Dr Hasan also warned that the next generation of Yemenis will suffer serious consequences if children today, who are dealing with psychological problems, are not helped.

Bed-wetting is a key symptom of trauma in children, and one faced by many Yemeni children, including six-year-old Amr Khalid.

His family fled the fighting in Taez city to Al Turbah 70km away but the memories of the conflict stayed with him.

“My child was normal and he did not wet his bed at night as he is six years old.
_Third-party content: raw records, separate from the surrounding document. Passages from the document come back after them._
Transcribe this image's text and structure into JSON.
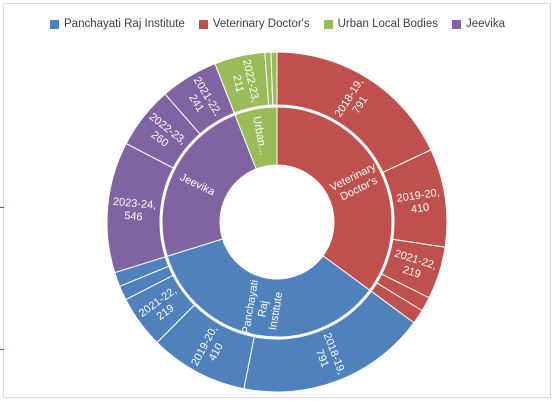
{
  "chart_data": {
    "type": "sunburst",
    "title": "",
    "legend_position": "top",
    "grid": false,
    "categories": [
      {
        "name": "Veterinary Doctor's",
        "label": "Veterinary Doctor's",
        "color": "#c0504d",
        "children": [
          {
            "name": "2018-19",
            "value": 791,
            "label": "2018-19, 791"
          },
          {
            "name": "2019-20",
            "value": 410,
            "label": "2019-20, 410"
          },
          {
            "name": "2021-22",
            "value": 219,
            "label": "2021-22, 219"
          },
          {
            "name": "",
            "value": 60,
            "label": ""
          },
          {
            "name": "",
            "value": 60,
            "label": ""
          }
        ]
      },
      {
        "name": "Panchayati Raj Institute",
        "label": "Panchayati Raj Institute",
        "color": "#4f81bd",
        "children": [
          {
            "name": "2018-19",
            "value": 791,
            "label": "2018-19, 791"
          },
          {
            "name": "2019-20",
            "value": 410,
            "label": "2019-20, 410"
          },
          {
            "name": "2021-22",
            "value": 219,
            "label": "2021-22, 219"
          },
          {
            "name": "",
            "value": 60,
            "label": ""
          },
          {
            "name": "",
            "value": 60,
            "label": ""
          }
        ]
      },
      {
        "name": "Jeevika",
        "label": "Jeevika",
        "color": "#8064a2",
        "children": [
          {
            "name": "2023-24",
            "value": 546,
            "label": "2023-24, 546"
          },
          {
            "name": "2022-23",
            "value": 260,
            "label": "2022-23, 260"
          },
          {
            "name": "2021-22",
            "value": 241,
            "label": "2021-22, 241"
          }
        ]
      },
      {
        "name": "Urban Local Bodies",
        "label": "Urban...",
        "color": "#9bbb59",
        "children": [
          {
            "name": "2022-23",
            "value": 211,
            "label": "2022-23, 211"
          },
          {
            "name": "",
            "value": 25,
            "label": ""
          },
          {
            "name": "",
            "value": 25,
            "label": ""
          }
        ]
      }
    ],
    "legend": [
      {
        "name": "Panchayati Raj Institute",
        "color": "#4f81bd"
      },
      {
        "name": "Veterinary Doctor's",
        "color": "#c0504d"
      },
      {
        "name": "Urban Local Bodies",
        "color": "#9bbb59"
      },
      {
        "name": "Jeevika",
        "color": "#8064a2"
      }
    ]
  }
}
But because of the shelling that targeted the city during the last year, he began to wet his bed again,” his mother Asma said. “The paediatrician confirmed that bed-wetting was a result of the shelling and we should keep Amr far from the sounds of war.”
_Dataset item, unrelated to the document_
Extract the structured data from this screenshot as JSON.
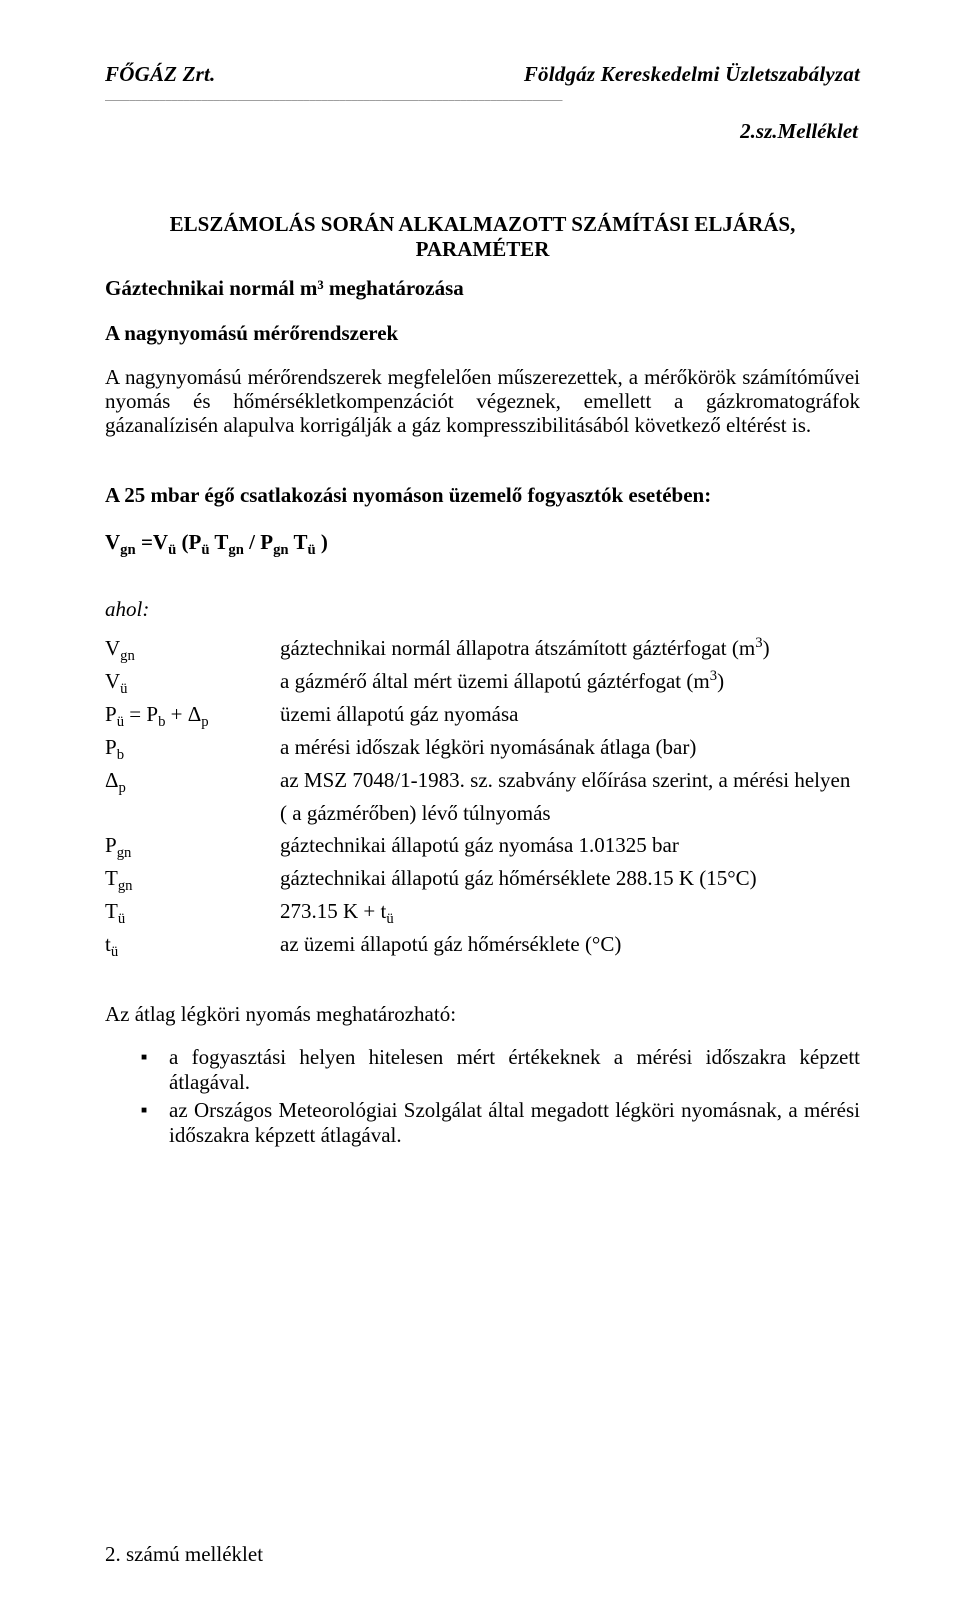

Taez city’s residents cannot avoid hearing the sounds of the war that surrounds them, especially when the Houthis launch shells into residential areas in the city.

Unicef, together with other humanitarian groups, has provided child protection services in Yemen such as psychosocial support and helping children and families deal with the effect of conflict and displacement.

But the conflict is just the latest in the Middle East and North Africa to affect a generation of young people.

More than 70 per cent of Syrian children suffer from "toxic stress" – a severe form of psychological trauma that can cause permanent and irreversible damage, a study by charity Save the Children said in March.

Increased aggression, bed-wetting, loss of speech and substance abuse are some symptoms of psychological trauma caused by the violence, according to the report which said that “78 per cent of children feel grief and extreme sadness some or all of the time”.

And in Gaza, the UN estimated that nearly 400,000 children needed psychological support after Israel's brutal assault on territory in the summer of 2014.

Back in Ghaida’s family home in Taez’s Al Roudha neighbourhood, where Houthi rockets regularly fall from across the front line, her family are struggling to cope with her change in behaviour.

Her father, Yasin, 39, is struggling to help his daughter. He used to work at the electricity corporation but has not received his salary for six months.

“When we ask Ghaida to do anything, immediately she shouts at us ... most of the time she does not obey,” said Ghaida’s mother, Basma. “My neighbours told me that Ghaida needs psychotherapy but there is no proper psychologist in Taez and we are waiting for the war to end, so we can treat her.”